2. Acts as a subject matter expert (SME) for security tools, applications, and processes, including Microsoft Azure and Office365, Trend Micro, DUO, Imprivata, Nessus
3. Evaluate and respond to alerts and events from the security tools, including tuning of tool configuration to minimize false positives, development of event response documentation and processes for Security Operations Center response to follow for event actions, and escalating to appropriate teams for event response
4. Ensure the ongoing integration of information security with business strategies and requirements.
5. Ensure that the access control, disaster recovery, business continuity, incident response, and risk management needs of the organization are properly addressed
6. Lead information security awareness and training initiatives to educate workforce about information risks.
7. Perform ongoing information risk assessments and audits to ensure that the information systems are adequately protected and meet HIPAA certification and other regulatory requirements.
8. Work with outside consultants and other third parties to improve information security within the organization.
9. Lead and incident response team to contain, investigate and prevent future computer security breaches.

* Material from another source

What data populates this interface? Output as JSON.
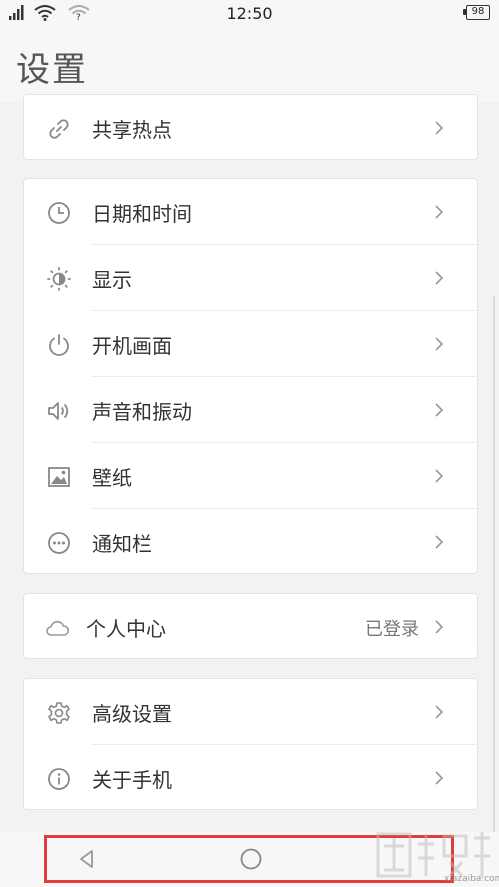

10. Work closely with server and network engineers to mitigate risks.
11. Performs other work-related duties as assigned or requested.

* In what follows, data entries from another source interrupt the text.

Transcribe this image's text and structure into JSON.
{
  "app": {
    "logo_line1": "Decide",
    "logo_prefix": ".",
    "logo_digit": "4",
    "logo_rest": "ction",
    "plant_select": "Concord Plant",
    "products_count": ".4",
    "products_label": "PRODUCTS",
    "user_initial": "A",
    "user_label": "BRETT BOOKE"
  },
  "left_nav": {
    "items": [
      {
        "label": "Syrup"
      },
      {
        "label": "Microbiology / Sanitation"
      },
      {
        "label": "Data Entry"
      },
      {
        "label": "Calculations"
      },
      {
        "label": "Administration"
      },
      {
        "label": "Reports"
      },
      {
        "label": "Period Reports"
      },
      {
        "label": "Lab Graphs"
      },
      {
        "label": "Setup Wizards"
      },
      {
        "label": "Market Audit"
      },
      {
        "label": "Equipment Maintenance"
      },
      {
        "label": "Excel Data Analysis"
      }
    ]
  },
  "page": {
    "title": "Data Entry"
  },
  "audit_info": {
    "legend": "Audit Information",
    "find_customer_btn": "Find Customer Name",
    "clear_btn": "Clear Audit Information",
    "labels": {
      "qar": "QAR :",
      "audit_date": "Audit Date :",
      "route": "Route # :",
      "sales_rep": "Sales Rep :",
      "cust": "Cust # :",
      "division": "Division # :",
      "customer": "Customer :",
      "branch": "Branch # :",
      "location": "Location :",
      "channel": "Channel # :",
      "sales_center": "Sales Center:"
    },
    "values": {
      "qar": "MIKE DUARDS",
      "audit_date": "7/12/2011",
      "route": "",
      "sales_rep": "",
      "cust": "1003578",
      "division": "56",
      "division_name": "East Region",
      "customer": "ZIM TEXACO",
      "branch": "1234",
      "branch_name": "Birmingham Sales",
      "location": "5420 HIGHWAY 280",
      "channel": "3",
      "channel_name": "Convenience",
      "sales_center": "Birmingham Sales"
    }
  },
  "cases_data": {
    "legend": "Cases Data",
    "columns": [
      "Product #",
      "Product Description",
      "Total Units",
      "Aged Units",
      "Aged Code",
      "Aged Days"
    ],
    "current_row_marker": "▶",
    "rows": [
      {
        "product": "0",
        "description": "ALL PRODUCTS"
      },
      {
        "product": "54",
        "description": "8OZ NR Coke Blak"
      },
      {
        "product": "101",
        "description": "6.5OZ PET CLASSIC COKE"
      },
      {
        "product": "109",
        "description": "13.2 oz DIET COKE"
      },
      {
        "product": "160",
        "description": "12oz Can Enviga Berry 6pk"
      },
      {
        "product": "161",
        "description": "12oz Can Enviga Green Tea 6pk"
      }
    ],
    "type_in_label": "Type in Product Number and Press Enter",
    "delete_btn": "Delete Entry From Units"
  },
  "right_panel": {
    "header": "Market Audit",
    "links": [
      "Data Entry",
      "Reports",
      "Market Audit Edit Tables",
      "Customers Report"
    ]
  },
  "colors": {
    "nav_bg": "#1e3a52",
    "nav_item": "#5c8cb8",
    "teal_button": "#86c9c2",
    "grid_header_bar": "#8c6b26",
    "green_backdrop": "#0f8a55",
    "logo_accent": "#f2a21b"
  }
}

12. Consistently provides service excellence to all patients, family members, visitors, volunteers, and co-workers.
13. Challenges current working practices: identifies process improvement opportunities and presents recommendations and solutions to management. Engages and commits to the organization's culture of continuous improvement by actively participating, supporting, and promoting CCHC Pillars of Excellence.

Qualifications
· CISSP (Certified Information Systems Security Professional) certification required
· Similar technical certifications will be considered with a commitment to obtain the CISSP within six months of hire.

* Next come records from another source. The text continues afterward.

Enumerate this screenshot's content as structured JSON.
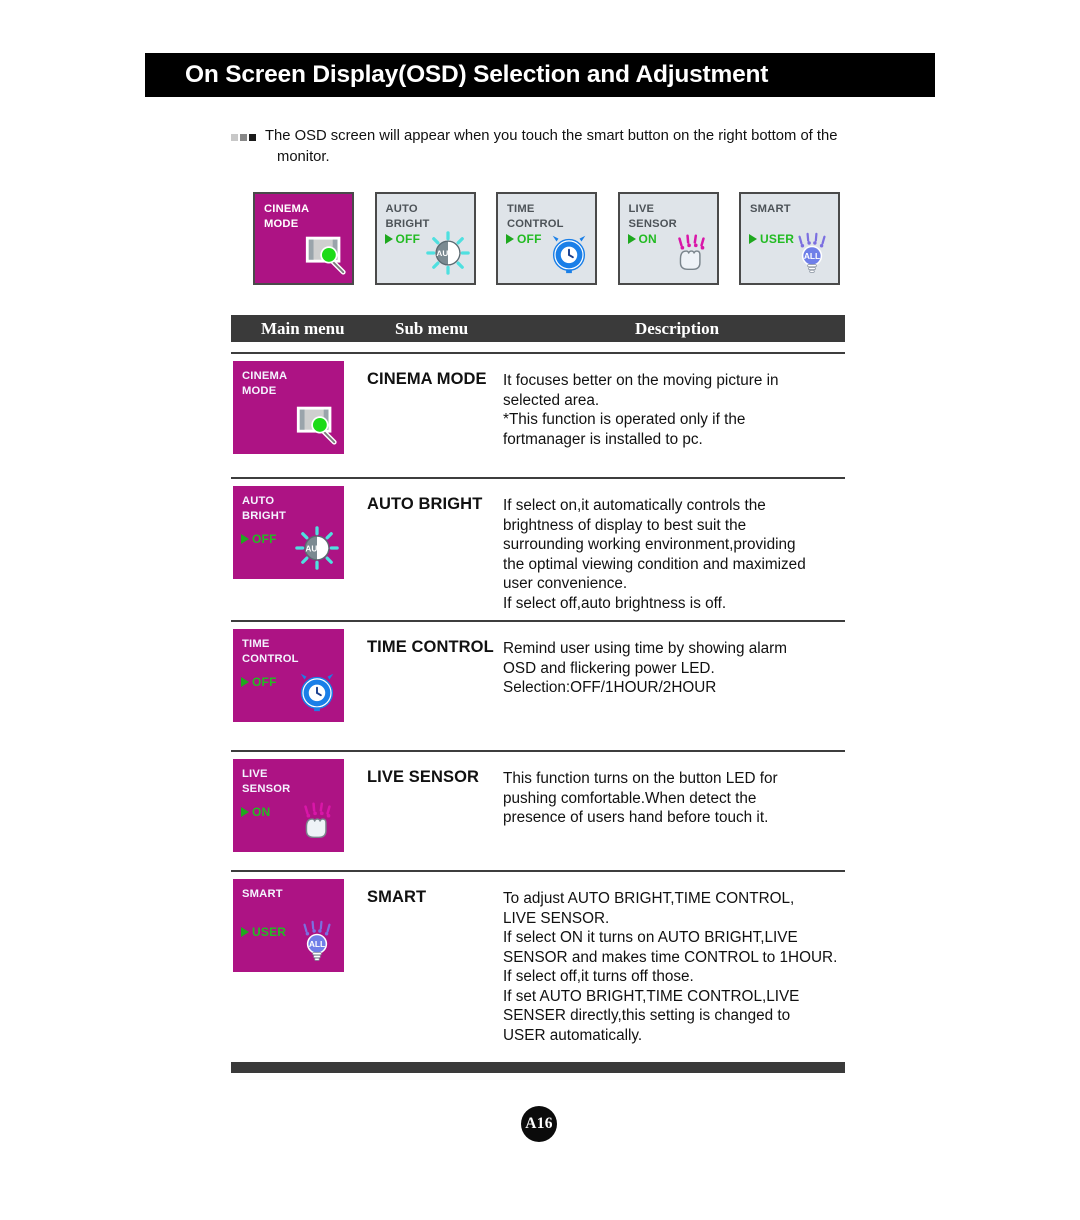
{
  "header": {
    "title": "On Screen Display(OSD) Selection and Adjustment"
  },
  "intro": {
    "line1": "The OSD screen will appear when you touch the smart button on the right bottom of the",
    "line2": "monitor.",
    "bullet_icon": "three-squares-bullet-icon"
  },
  "osd_tiles": [
    {
      "line1": "CINEMA",
      "line2": "MODE",
      "value": "",
      "style": "magenta",
      "glyph": "cinema-mode-glyph"
    },
    {
      "line1": "AUTO",
      "line2": "BRIGHT",
      "value": "OFF",
      "style": "light",
      "glyph": "auto-bright-glyph"
    },
    {
      "line1": "TIME",
      "line2": "CONTROL",
      "value": "OFF",
      "style": "light",
      "glyph": "time-control-glyph"
    },
    {
      "line1": "LIVE",
      "line2": "SENSOR",
      "value": "ON",
      "style": "light",
      "glyph": "live-sensor-glyph"
    },
    {
      "line1": "SMART",
      "line2": "",
      "value": "USER",
      "style": "light",
      "glyph": "smart-glyph"
    }
  ],
  "table": {
    "columns": {
      "main": "Main menu",
      "sub": "Sub menu",
      "desc": "Description"
    },
    "rows": [
      {
        "tile": {
          "line1": "CINEMA",
          "line2": "MODE",
          "value": "",
          "glyph": "cinema-mode-glyph"
        },
        "submenu": "CINEMA MODE",
        "description": [
          "It focuses better on the moving picture in",
          "selected area.",
          "*This function is operated only if the",
          "fortmanager is installed to pc."
        ]
      },
      {
        "tile": {
          "line1": "AUTO",
          "line2": "BRIGHT",
          "value": "OFF",
          "glyph": "auto-bright-glyph"
        },
        "submenu": "AUTO BRIGHT",
        "description": [
          "If select on,it automatically controls the",
          "brightness of display to best suit the",
          "surrounding working environment,providing",
          "the optimal viewing condition and maximized",
          "user convenience.",
          "If select off,auto brightness is off."
        ]
      },
      {
        "tile": {
          "line1": "TIME",
          "line2": "CONTROL",
          "value": "OFF",
          "glyph": "time-control-glyph"
        },
        "submenu": "TIME CONTROL",
        "description": [
          "Remind user using time by showing alarm",
          "OSD and flickering power LED.",
          "Selection:OFF/1HOUR/2HOUR"
        ]
      },
      {
        "tile": {
          "line1": "LIVE",
          "line2": "SENSOR",
          "value": "ON",
          "glyph": "live-sensor-glyph"
        },
        "submenu": "LIVE SENSOR",
        "description": [
          "This function turns on the button LED for",
          "pushing comfortable.When detect the",
          "presence of users hand before touch it."
        ]
      },
      {
        "tile": {
          "line1": "SMART",
          "line2": "",
          "value": "USER",
          "glyph": "smart-glyph"
        },
        "submenu": "SMART",
        "description": [
          "To adjust AUTO BRIGHT,TIME CONTROL,",
          "LIVE SENSOR.",
          "If select ON it turns on AUTO BRIGHT,LIVE",
          "SENSOR and makes time CONTROL to 1HOUR.",
          "If select off,it turns off those.",
          "If set AUTO BRIGHT,TIME CONTROL,LIVE",
          "SENSER directly,this setting is changed to",
          "USER automatically."
        ]
      }
    ]
  },
  "footer": {
    "page_number": "A16"
  },
  "colors": {
    "magenta": "#ad1384",
    "tile_light": "#dfe4e9",
    "header_band": "#3a3a3a",
    "value_green": "#22bb22",
    "title_bar": "#000000"
  }
}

· B.S. In an Information Technology related field, training; or equivalent combination of education and experience.
· Five years experience providing security audits, risk assessments and remediation, and penetration testing in a large corporate environment; preferably in a healthcare environment.
· Strong technical skills a must (application and operating system hardening, vulnerability assessments, security audits, intrusion detection systems, firewalls, etc).
· General understanding of Microsoft cloud security.
· Outstanding interpersonal and communication skills.
· Must possess a high degree of integrity and trust along with the ability to work independently.
· Excellent documentation skills.
· Ability to weigh business risks and enforce appropriate information security measures.
· In-depth knowledge of the HIPAA Security Rule and other government technology laws.